There are kind of two things when it comes to fear of death that are quite different and distinct: death anxiety and concerns/fears/stresses about mortality.
Death anxiety is kind of a phobia about death, and often appears in childhood when overly exposed to traumatic deaths which can't really be understood or processed and are like the boogey man coming and robbing us of life. And you freak, repress it, and it becomes subconscious. A phobia can easily develop around this. It isn't about mortality but about the boogey man.
This thing got me in childhood big time. My mother died, many pets died including several on the first day we got them (fish and rabbits, notorious for not doing well in captivity), the horrific serial killer/mass killer phenomenon was exploding in the media (Charles Whitman, Manson, Speck, Zodiac, the Boston Strangler, Bundy, Gacy, Berkowitz, Jeffery MacDonald, Gary Gilmore), and the carnage of the Vietnam War was displayed every night on TV with the body counts by Walter Cronkite. I remember particularly the slaughter nature with the Manson thing, reacting with, "Jeezus, they killed their barber too. WTF!!!" (Their barber Jay Sebring was visiting them.) Anyway, it was terror, freak out thing for me at that age.
As an adult, stresses about mortality are much more considered, rational, natural if we don't resist too much. Man was meant to face mortality as he ages, he was not "meant" to be traumatized by death in childhood. For anyone who lives to a ripe old age, there are many, many signs that it doesn't go on forever. There are whole levels to that. As you move through them, the specter of death, as one saying says and is not just BS ... "death at the end of a long fully lived life is as natural as sleep at the end of a long full day." It's a friend in the end, not an enemy. If it wasn't for death, we'd be facing trillions of centuries with dementia and bed-ridden. The youthful protest against death is completely ignorant of the realities of aging.
Death phobia and mortality concerns are two different things.
to clarify, in your context is death a
[ ] noun
[ ] verb
[ ] adjective
check all that apply
edit: very thoughtful post Fella, plenty to think about
I remember during a skate session LATE at night back in the 1970's, at an abandoned Mansion high up on a Desert hill we called 'the Nude Bowl' in palms springs area.

We encountered a swarm of Desert Tarantulas.
It must have been mating season or something because in the pitch blackness of nighttime, the Tarantulas were literally everywhere... every 5-6 feet there was another Tarantula trying to get his groove on.

it was like walking thru a mine field of creepy crawly giant Spiders.
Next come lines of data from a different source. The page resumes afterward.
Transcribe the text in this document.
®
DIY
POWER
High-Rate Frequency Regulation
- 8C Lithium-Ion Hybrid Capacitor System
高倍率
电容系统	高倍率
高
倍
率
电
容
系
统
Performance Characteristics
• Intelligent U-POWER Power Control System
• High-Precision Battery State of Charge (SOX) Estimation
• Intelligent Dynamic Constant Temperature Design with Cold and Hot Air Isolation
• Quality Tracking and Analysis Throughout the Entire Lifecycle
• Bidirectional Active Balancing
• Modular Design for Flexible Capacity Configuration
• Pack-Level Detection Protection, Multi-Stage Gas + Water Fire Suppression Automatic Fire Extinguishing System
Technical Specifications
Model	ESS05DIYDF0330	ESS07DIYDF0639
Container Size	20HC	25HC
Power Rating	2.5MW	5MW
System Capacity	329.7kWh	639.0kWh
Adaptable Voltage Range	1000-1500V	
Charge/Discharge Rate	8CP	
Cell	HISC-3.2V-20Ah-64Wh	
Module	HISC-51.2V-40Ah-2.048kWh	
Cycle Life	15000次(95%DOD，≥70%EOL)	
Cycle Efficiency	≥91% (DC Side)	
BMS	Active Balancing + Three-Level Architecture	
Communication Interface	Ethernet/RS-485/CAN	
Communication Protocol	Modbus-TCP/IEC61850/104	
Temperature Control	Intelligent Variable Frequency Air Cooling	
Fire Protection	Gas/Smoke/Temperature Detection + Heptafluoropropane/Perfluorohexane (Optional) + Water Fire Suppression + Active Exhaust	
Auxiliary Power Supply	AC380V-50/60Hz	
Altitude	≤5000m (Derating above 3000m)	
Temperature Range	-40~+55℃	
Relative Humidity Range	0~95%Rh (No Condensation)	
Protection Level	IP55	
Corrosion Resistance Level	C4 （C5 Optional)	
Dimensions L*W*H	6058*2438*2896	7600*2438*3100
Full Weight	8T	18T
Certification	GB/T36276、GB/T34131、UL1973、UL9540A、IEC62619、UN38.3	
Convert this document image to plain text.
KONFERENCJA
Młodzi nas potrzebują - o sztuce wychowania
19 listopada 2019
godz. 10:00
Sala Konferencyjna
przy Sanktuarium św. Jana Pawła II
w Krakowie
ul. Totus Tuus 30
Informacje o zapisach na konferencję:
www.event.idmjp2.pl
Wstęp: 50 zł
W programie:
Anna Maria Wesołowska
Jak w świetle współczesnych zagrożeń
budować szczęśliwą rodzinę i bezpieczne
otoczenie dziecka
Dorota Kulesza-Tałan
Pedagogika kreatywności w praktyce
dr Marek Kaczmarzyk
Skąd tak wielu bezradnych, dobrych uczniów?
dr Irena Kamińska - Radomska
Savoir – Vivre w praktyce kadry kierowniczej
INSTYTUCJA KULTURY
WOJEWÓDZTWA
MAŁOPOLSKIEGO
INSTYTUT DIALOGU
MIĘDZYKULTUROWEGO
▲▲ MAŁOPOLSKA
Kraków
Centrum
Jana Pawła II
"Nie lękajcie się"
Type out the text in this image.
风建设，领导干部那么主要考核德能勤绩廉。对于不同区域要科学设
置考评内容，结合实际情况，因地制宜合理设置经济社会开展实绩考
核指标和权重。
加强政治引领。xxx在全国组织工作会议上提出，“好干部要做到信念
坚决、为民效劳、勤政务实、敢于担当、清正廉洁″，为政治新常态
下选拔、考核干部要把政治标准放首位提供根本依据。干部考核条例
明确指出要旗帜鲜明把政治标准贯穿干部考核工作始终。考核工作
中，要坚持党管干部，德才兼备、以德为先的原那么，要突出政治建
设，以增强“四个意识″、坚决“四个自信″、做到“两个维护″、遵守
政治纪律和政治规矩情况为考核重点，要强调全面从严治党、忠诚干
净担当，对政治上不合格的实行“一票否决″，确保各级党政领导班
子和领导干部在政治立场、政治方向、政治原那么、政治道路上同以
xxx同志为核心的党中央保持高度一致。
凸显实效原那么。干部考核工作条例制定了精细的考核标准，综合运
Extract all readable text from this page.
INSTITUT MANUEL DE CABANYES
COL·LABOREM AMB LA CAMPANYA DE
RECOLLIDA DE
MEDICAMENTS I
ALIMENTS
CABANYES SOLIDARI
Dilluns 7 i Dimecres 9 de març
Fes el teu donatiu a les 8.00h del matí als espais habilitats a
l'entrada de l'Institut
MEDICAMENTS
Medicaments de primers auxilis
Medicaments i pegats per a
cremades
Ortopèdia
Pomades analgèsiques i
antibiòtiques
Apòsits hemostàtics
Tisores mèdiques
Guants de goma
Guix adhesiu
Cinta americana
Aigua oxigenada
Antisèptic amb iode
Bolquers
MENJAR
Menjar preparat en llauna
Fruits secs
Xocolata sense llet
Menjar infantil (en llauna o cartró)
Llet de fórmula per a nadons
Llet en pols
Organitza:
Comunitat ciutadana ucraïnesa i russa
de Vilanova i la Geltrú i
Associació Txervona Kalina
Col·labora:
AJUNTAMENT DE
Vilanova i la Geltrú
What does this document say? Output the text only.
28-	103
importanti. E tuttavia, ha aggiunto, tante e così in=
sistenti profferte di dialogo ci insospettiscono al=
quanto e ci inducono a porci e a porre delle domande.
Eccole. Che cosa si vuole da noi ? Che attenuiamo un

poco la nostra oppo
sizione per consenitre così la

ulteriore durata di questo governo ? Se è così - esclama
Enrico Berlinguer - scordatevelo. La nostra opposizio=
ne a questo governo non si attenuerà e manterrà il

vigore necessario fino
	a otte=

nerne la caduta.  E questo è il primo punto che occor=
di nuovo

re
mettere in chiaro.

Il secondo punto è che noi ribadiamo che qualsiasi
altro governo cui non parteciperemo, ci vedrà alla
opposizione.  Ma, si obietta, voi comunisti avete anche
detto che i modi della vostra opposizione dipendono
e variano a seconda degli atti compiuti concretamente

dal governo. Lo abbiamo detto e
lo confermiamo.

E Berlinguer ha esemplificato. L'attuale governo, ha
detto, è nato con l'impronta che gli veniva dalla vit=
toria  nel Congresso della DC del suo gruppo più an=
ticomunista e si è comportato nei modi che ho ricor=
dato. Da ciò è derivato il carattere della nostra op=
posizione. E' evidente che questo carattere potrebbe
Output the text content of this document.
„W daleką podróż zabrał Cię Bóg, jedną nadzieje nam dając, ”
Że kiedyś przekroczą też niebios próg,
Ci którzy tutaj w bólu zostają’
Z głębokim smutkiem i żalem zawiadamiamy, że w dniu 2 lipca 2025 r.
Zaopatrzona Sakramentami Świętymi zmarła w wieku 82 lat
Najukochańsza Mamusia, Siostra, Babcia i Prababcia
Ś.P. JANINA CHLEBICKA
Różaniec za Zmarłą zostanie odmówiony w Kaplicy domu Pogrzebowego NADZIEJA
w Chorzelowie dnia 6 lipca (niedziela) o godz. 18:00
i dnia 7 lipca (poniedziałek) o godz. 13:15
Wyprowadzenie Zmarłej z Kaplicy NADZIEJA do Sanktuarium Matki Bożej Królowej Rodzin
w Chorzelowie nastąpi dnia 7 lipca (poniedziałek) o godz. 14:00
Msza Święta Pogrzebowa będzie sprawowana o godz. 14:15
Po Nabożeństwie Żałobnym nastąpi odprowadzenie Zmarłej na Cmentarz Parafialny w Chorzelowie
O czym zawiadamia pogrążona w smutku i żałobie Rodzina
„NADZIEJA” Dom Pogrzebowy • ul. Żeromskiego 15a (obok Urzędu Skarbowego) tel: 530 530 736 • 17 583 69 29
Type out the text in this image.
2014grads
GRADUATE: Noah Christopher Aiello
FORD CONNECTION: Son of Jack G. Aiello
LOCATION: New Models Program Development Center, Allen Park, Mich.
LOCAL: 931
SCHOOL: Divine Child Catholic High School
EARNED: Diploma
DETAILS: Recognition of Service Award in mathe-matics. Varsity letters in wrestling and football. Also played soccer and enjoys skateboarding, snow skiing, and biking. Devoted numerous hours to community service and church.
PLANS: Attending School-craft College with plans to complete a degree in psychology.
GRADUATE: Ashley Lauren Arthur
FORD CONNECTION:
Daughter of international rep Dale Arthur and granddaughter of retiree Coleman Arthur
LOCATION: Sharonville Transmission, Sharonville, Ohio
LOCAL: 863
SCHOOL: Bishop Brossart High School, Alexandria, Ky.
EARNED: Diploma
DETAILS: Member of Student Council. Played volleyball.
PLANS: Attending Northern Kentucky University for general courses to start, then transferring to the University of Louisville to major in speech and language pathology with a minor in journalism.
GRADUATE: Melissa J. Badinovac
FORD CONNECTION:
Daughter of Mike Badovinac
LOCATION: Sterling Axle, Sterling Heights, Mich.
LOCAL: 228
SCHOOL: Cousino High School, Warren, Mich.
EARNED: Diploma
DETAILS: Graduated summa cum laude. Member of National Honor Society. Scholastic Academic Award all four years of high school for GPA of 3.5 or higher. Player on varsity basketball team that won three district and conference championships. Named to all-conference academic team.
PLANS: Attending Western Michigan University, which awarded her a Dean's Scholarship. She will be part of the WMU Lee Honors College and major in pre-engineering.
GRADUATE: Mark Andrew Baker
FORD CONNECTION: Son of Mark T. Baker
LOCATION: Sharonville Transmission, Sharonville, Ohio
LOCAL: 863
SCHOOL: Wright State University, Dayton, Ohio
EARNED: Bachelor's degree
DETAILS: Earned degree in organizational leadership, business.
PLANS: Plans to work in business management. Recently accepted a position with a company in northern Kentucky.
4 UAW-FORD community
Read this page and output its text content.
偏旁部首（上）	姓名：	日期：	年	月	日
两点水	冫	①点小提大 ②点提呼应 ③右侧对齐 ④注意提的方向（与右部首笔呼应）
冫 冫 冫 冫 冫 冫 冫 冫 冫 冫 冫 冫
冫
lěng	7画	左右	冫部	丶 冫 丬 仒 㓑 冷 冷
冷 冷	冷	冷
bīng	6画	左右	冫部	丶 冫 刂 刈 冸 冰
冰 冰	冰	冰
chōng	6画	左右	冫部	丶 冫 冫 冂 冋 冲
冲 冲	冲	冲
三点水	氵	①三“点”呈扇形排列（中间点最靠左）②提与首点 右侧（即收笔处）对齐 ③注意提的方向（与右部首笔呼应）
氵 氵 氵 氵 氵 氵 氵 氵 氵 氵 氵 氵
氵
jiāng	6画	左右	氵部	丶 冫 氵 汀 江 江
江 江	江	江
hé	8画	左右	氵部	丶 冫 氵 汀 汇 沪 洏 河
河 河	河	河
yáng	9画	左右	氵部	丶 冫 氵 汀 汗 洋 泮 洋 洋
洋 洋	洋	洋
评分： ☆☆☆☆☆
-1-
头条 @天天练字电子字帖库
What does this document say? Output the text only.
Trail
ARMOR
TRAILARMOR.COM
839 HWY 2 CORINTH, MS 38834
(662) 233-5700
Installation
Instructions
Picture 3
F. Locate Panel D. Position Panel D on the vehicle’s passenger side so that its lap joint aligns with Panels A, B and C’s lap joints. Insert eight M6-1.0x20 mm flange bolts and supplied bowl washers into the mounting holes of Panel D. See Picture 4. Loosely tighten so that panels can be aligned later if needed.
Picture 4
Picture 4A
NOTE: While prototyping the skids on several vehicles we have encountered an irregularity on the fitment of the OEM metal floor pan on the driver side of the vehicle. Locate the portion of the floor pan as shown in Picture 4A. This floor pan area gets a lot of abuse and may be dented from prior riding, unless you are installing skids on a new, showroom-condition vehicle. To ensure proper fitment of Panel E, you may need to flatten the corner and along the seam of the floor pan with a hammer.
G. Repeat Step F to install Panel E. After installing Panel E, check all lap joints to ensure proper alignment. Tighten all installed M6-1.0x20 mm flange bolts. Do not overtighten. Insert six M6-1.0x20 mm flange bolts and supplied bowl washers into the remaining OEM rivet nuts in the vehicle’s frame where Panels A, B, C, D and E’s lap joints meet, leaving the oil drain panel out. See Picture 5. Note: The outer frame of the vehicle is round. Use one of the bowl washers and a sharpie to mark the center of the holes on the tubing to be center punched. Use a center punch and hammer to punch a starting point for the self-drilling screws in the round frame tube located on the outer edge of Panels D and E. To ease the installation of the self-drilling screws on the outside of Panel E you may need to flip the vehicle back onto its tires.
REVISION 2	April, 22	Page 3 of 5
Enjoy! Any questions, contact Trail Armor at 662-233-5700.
would frequently find nests of rattlers when i was a kid, also water moccasins every now and again
Forgetting my 2p2 password.
My big fear is being buried alive…like in a coffin or something. Horrific
There was a (true story) movie when I was a kid about a girl who was kidnapped and put under ground in a coffin and given enough air and water etc for a week and that **** has stayed with me ever since
I remember during a skate session LATE at night back in the 1970's, at an abandoned Mansion high up on a Desert hill we called 'the Nude Bowl' in palms springs area. We encountered a swarm of Desert Tarantulas.It must have been mating season or something because in the pitch blackness of nighttime, the Tarantulas were literally everywhere... every 5-6 feet there was another Ta
One time I went into a bush out in the country after a wild football toss, and in reaching down in there I realized there were a swarm of mantisses all in the bush. Freaked me a bit. I came away with a phobia of mantisses. I later learned they were solitary insects. So what the heck were a thousand of them doing in there? Maybe it was the mating time thing.